The paper argues that paternalist policies may be considered justifiable under circumstances where:
- high stakes decisions are involved
- the decisions being made by individuals are irreversible and
- it is possible to identify failures in people’s reasoning.
The paper also argues that if a paternalist intervention can be justified in terms of people’s own values and preferences (e.g. they express a preference not to smoke but find it difficult to quit), then it is also more likely to be acceptable.
These criteria help clarify when paternalism might be justfied but they do not address the important question of what forms of paternalism may be considered appropriate. The paper suggests four principles that may be used to help decide whether various forms of paternalist intervention are appropriate:
- discrimination—to what extent does the intervention discriminate between those for whom paternalism is deemed necessary and those for whom it is not?
- proportionality—is the intervention the minimum necessary to achieve the effect of protecting those subject to the policy? Is it proportionate to the problem being addressed by the intervention?
- accountability—to what extent has the government made the intervention transparent to its citizens? and
- efficacy—is there a reasonable prospect that the intervention will be effective?
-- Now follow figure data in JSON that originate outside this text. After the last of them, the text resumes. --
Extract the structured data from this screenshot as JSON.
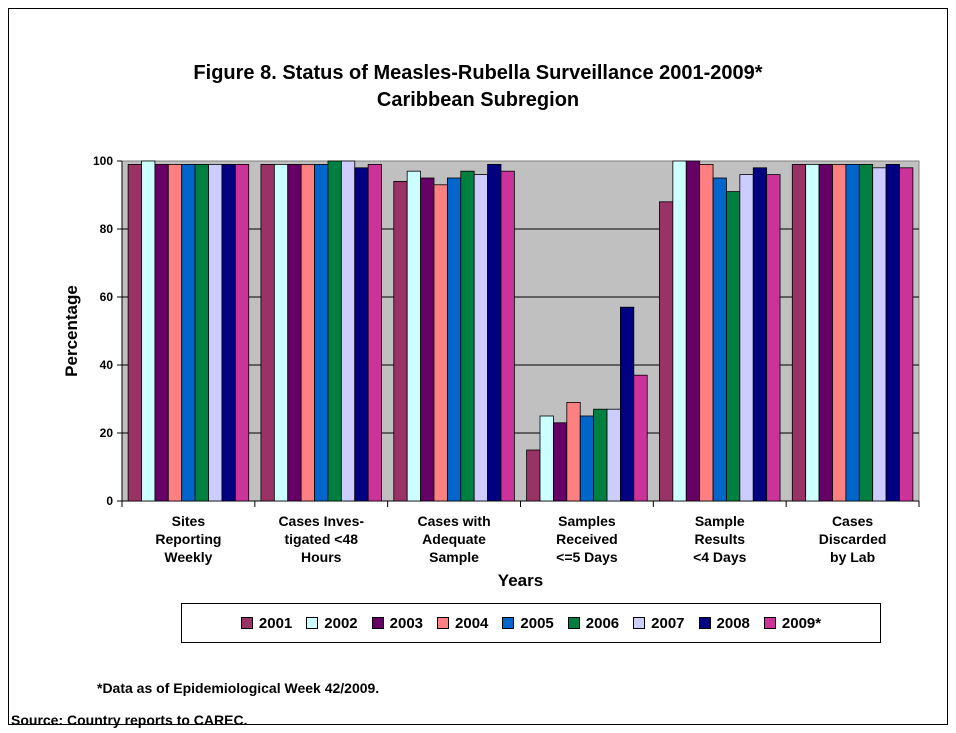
{
  "chart_data": {
    "type": "bar",
    "title": "Figure 8. Status of Measles-Rubella Surveillance 2001-2009*",
    "subtitle": "Caribbean Subregion",
    "xlabel": "Years",
    "ylabel": "Percentage",
    "ylim": [
      0,
      100
    ],
    "yticks": [
      "0",
      "20",
      "40",
      "60",
      "80",
      "100"
    ],
    "grid": true,
    "legend_position": "bottom",
    "categories": [
      [
        "Sites",
        "Reporting",
        "Weekly"
      ],
      [
        "Cases Inves-",
        "tigated <48",
        "Hours"
      ],
      [
        "Cases with",
        "Adequate",
        "Sample"
      ],
      [
        "Samples",
        "Received",
        "<=5 Days"
      ],
      [
        "Sample",
        "Results",
        "<4 Days"
      ],
      [
        "Cases",
        "Discarded",
        "by Lab"
      ]
    ],
    "series": [
      {
        "name": "2001",
        "color": "#993366",
        "values": [
          99,
          99,
          94,
          15,
          88,
          99
        ]
      },
      {
        "name": "2002",
        "color": "#CCFFFF",
        "values": [
          100,
          99,
          97,
          25,
          100,
          99
        ]
      },
      {
        "name": "2003",
        "color": "#660066",
        "values": [
          99,
          99,
          95,
          23,
          100,
          99
        ]
      },
      {
        "name": "2004",
        "color": "#FF8080",
        "values": [
          99,
          99,
          93,
          29,
          99,
          99
        ]
      },
      {
        "name": "2005",
        "color": "#0066CC",
        "values": [
          99,
          99,
          95,
          25,
          95,
          99
        ]
      },
      {
        "name": "2006",
        "color": "#008040",
        "values": [
          99,
          100,
          97,
          27,
          91,
          99
        ]
      },
      {
        "name": "2007",
        "color": "#CCCCFF",
        "values": [
          99,
          100,
          96,
          27,
          96,
          98
        ]
      },
      {
        "name": "2008",
        "color": "#000080",
        "values": [
          99,
          98,
          99,
          57,
          98,
          99
        ]
      },
      {
        "name": "2009*",
        "color": "#CC3399",
        "values": [
          99,
          99,
          97,
          37,
          96,
          98
        ]
      }
    ]
  },
  "notes": {
    "footnote": "*Data as of Epidemiological Week 42/2009.",
    "source": "Source: Country reports to CAREC."
  },
  "colors": {
    "plot_bg": "#C0C0C0"
  }
}
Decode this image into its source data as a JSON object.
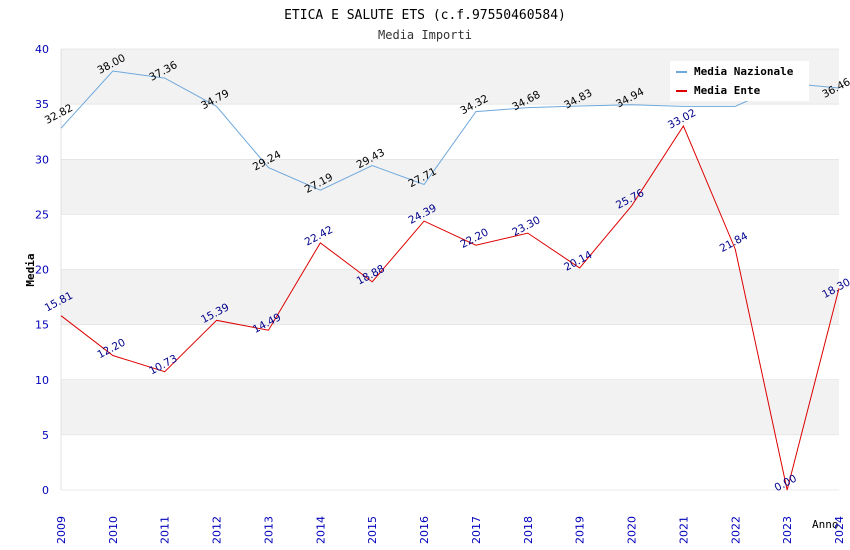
{
  "chart_data": {
    "type": "line",
    "title": "ETICA E SALUTE ETS (c.f.97550460584)",
    "subtitle": "Media Importi",
    "xlabel": "Anno",
    "ylabel": "Media",
    "ylim": [
      0,
      40
    ],
    "y_ticks": [
      "0",
      "5",
      "10",
      "15",
      "20",
      "25",
      "30",
      "35",
      "40"
    ],
    "categories": [
      "2009",
      "2010",
      "2011",
      "2012",
      "2013",
      "2014",
      "2015",
      "2016",
      "2017",
      "2018",
      "2019",
      "2020",
      "2021",
      "2022",
      "2023",
      "2024"
    ],
    "legend_position": "top-right",
    "series": [
      {
        "name": "Media Nazionale",
        "color": "#6fa8dc",
        "label_color": "#000000",
        "values": [
          32.82,
          38.0,
          37.36,
          34.79,
          29.24,
          27.19,
          29.43,
          27.71,
          34.32,
          34.68,
          34.83,
          34.94,
          34.8,
          34.8,
          36.9,
          36.46
        ],
        "labels": [
          "32.82",
          "38.00",
          "37.36",
          "34.79",
          "29.24",
          "27.19",
          "29.43",
          "27.71",
          "34.32",
          "34.68",
          "34.83",
          "34.94",
          "",
          "",
          "",
          "36.46"
        ]
      },
      {
        "name": "Media Ente",
        "color": "#dd0000",
        "label_color": "#00008b",
        "values": [
          15.81,
          12.2,
          10.73,
          15.39,
          14.49,
          22.42,
          18.88,
          24.39,
          22.2,
          23.3,
          20.14,
          25.76,
          33.02,
          21.84,
          0.0,
          18.3
        ],
        "labels": [
          "15.81",
          "12.20",
          "10.73",
          "15.39",
          "14.49",
          "22.42",
          "18.88",
          "24.39",
          "22.20",
          "23.30",
          "20.14",
          "25.76",
          "33.02",
          "21.84",
          "0.00",
          "18.30"
        ]
      }
    ],
    "colors": {
      "band": "#f2f2f2",
      "grid": "#d8d8d8",
      "tick_text": "#0000bb",
      "title_text": "#000000",
      "subtitle_text": "#333333"
    }
  }
}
Finally, the paper highlights how difficult it is to get clear evidence of the efficacy or otherwise of paternalistic interventions. It does this by using as an example the debate over evidence related to the policy of compulsory government management of welfare payments—known as income management.
While the paper seeks to provide some guidance as to where and in what forms paternalist policies might be said to be justifiable, it also highlights the complexities associated with such interventions and their evaluation. The main contribution of the paper is that it illustrates the need for policy makers to be especially clear about their motivations and objectives where it comes to paternalist interventions.